Bill, when do we need to sing this?
Dr. Wymond: We need to sing this in every situation, that's for sure! But even in old age…this stanza says:
“Even down to old age all my people shall prove
My sovereign, eternal, unchangeable love…”
And when they have gray hair, still like lambs they will be borne in My bosom.
Dr. Thomas: It's more indelicate than that, and it's very sensitive to me, because it speaks about “hoary hairs shall their temples adorn”; not the crown, because there's no hair there at all! [Laughter] It's only on the side of their heads that they have gray hair.
Dr. Wymond: Well, with that very deep thought, why don't we turn now and listen to this wonderful hymn. Ben Roberson will sing for us, How Firm a Foundation.
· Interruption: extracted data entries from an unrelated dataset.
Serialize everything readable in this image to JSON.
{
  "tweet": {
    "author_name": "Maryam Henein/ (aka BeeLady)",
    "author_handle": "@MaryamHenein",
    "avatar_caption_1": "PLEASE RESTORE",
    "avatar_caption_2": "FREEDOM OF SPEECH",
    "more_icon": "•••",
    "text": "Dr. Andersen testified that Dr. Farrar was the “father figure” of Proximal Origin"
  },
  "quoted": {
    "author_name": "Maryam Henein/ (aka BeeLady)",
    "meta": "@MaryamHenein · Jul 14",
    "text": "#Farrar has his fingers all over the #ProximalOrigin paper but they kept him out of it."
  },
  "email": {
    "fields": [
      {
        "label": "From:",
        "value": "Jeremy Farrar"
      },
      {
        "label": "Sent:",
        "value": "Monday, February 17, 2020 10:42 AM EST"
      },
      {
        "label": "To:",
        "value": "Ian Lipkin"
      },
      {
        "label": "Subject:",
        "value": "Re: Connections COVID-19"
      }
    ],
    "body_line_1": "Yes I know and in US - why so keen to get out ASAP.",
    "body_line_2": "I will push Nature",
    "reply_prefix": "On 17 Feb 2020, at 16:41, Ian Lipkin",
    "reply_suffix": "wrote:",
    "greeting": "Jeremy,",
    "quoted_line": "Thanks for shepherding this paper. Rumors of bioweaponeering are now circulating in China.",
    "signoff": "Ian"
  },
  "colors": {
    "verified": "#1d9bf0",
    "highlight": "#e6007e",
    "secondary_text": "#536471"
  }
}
“How firm a foundation, you saints of the Lord,
Is laid for you faith in His excellent Word!
What m ore can He say than to you He has said,
To you who for refuge to Jesus have fled?
“Fear not, I am with you, O be not dismayed;
For I am your God, and will still give you aid;
I’ll strengthen you, h help you, and cause you to stand,
Upheld by My righteous, omnipotent hand.
“When through the deep waters I call you to go,
The rivers of sorrow shall not overflow;
For I will be with you, your troubles to bless,
And sanctify to you your deepest distress.
“When through fiery trials your pathway shall lie,
My grace, all-sufficient, shall be your supply;
The flame shall not hurt you; I only design
Your dross to consume and your gold to refine.
“E’en down to old age all my people shall prove
My sovereign, eternal, unchangeable love;
And when hoary hairs shall their temples adorn
Like lambs they shall still in my bosom be borne.
“The soul that on Jesus has leaned for repose,
I will not, I will not desert to his foes;
That soul, though all hell should endeavor to shake,
I’ll never, no never, no never forsake.”
Dr. Wymond: This has been “Hymns of the Faith,” brought to you by Jackson's First Presbyterian Church.